Um Caso Tenebroso - Cap. 19: XIX-OS DEBATES Pág. 203 / 249

- Mas - voltou o acusador público - se o senhor empregou gesso na vedação, serviu-se, sem dúvida, de um cocho e de uma colher. Ora, se foi dizer tão prontamente ao Senhor de Hauteserre que as suas ordens tinham sido executadas, como explica que Gothard lhe trouxesse mais um saco de gesso? O senhor deve ter passado diante da sua casa, onde teria deixado as suas ferramentas e prevenido Gothard.

Estes argumentos fulminantes produziram um silêncio horrível no auditório.

- Vamos, confesse-s-voltou o acusador-, não foi uma estaca que o senhor enterrou...

- Está então convencido de que foi o senador? - tornou-lhe Michu, com um ar profundamente irónico.

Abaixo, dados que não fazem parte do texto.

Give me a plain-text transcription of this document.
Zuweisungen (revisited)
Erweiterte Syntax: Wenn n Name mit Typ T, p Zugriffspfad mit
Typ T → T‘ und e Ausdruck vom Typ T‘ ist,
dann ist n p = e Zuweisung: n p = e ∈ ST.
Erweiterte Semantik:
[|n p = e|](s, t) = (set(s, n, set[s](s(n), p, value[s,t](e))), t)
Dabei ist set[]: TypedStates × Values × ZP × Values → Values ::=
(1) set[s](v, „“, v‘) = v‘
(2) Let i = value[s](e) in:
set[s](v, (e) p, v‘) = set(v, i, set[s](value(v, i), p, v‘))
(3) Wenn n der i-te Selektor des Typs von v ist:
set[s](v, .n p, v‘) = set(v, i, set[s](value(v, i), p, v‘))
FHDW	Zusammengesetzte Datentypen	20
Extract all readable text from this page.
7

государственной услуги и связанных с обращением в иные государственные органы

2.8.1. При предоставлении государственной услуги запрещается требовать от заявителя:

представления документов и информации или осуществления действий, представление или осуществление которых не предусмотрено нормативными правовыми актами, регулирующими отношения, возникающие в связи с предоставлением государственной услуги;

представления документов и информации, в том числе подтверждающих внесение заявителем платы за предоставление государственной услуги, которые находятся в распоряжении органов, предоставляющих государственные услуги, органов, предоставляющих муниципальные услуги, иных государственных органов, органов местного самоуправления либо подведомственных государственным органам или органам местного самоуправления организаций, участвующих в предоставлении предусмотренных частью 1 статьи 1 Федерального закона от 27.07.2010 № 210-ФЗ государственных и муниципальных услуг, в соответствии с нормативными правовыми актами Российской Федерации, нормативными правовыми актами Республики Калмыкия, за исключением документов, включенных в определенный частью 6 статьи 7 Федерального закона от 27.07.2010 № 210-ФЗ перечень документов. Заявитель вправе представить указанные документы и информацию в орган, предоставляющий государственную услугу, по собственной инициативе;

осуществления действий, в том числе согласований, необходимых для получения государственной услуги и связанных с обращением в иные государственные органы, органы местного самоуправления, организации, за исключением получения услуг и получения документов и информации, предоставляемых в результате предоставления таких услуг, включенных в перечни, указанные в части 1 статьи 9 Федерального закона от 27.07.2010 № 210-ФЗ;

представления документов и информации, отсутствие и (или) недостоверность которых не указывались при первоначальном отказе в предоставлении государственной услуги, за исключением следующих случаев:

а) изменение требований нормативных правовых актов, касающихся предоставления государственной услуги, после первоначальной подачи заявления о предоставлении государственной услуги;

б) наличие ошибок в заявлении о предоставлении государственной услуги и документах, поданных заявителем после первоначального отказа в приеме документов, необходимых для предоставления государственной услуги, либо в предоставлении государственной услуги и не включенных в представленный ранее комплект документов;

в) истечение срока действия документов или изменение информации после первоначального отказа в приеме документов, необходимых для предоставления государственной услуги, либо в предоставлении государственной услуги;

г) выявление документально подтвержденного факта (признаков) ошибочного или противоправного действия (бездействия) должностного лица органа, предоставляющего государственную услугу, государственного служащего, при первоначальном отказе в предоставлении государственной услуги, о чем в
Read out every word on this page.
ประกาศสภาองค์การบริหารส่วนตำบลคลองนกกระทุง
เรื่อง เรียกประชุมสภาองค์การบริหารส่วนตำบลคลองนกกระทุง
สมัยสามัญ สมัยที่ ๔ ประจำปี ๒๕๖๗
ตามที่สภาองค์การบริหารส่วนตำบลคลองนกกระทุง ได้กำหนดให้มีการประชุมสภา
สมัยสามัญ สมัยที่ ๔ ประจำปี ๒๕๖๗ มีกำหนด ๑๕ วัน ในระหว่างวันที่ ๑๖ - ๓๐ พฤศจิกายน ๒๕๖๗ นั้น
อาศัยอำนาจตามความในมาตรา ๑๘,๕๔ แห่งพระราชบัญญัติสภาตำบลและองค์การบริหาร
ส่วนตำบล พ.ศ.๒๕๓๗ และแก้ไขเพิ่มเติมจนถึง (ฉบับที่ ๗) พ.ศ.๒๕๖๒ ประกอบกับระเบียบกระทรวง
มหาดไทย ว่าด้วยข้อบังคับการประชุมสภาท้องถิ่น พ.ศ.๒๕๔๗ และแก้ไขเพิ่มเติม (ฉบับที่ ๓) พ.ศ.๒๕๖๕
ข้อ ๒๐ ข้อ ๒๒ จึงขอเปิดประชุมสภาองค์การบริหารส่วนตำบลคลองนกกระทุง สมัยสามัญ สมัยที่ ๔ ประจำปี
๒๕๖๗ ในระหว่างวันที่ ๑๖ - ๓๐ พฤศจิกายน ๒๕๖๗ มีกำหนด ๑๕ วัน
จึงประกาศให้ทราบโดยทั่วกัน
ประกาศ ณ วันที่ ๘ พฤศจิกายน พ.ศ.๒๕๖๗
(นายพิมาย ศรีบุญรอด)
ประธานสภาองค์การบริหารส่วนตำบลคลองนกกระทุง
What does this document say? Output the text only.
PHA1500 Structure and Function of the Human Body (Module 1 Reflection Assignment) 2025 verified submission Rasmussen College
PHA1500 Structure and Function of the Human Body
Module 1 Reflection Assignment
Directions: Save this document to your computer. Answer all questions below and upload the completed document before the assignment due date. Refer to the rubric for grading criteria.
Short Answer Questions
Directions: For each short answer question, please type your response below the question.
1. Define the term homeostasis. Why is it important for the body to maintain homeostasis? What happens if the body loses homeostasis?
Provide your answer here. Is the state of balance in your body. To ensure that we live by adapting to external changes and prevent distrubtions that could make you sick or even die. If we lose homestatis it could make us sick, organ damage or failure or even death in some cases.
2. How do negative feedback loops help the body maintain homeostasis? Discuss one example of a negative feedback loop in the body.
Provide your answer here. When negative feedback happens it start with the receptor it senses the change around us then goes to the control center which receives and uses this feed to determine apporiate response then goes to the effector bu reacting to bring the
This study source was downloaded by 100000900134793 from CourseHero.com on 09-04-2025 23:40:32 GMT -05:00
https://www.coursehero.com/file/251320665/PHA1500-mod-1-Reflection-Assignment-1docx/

O Senhor de Granville pediu formalmente à acusação pública que se explicasse a tal respeito. Michu era acusado de rapto, de sequestro, e não de assassínio. Não havia nada mais grave que semelhante interpelação. O Código de Brumário do ano IV proibia ao acusador, público a introdução de qualquer nova acusação nos debates: sob pena de nulidade, tinha de manter-se dentro dos quesitos da acta acusatória.

O acusador público replicou que Michu, o principal autor do atentado, e o qual, no interesse dos amos, chamara sobre a sua cabeça toda a responsabilidade, podia ter precisado de tapar a entrada do local ainda desconhecido onde o senador estava padecendo.

Assediado, com perguntas, causticado diante de Gothard, posto em contradição consigo próprio, Michu deu um murro em cima do apoio da tribuna dos acusados e disse:

- Não tenho nada que ver com o rapto do senador; estimo que os seus inimigos se tenham limitado a emparedá-lo; mas se ele vier a aparecer, verão que o gesso não meteu para aí nem prego nem estopa.

- Bom! - exclamou o advogado, dirigindo-se ao acusador público -; o senhor acabou por fazer pela defesa do meu cliente muito mais do que tudo que eu poderia dizer.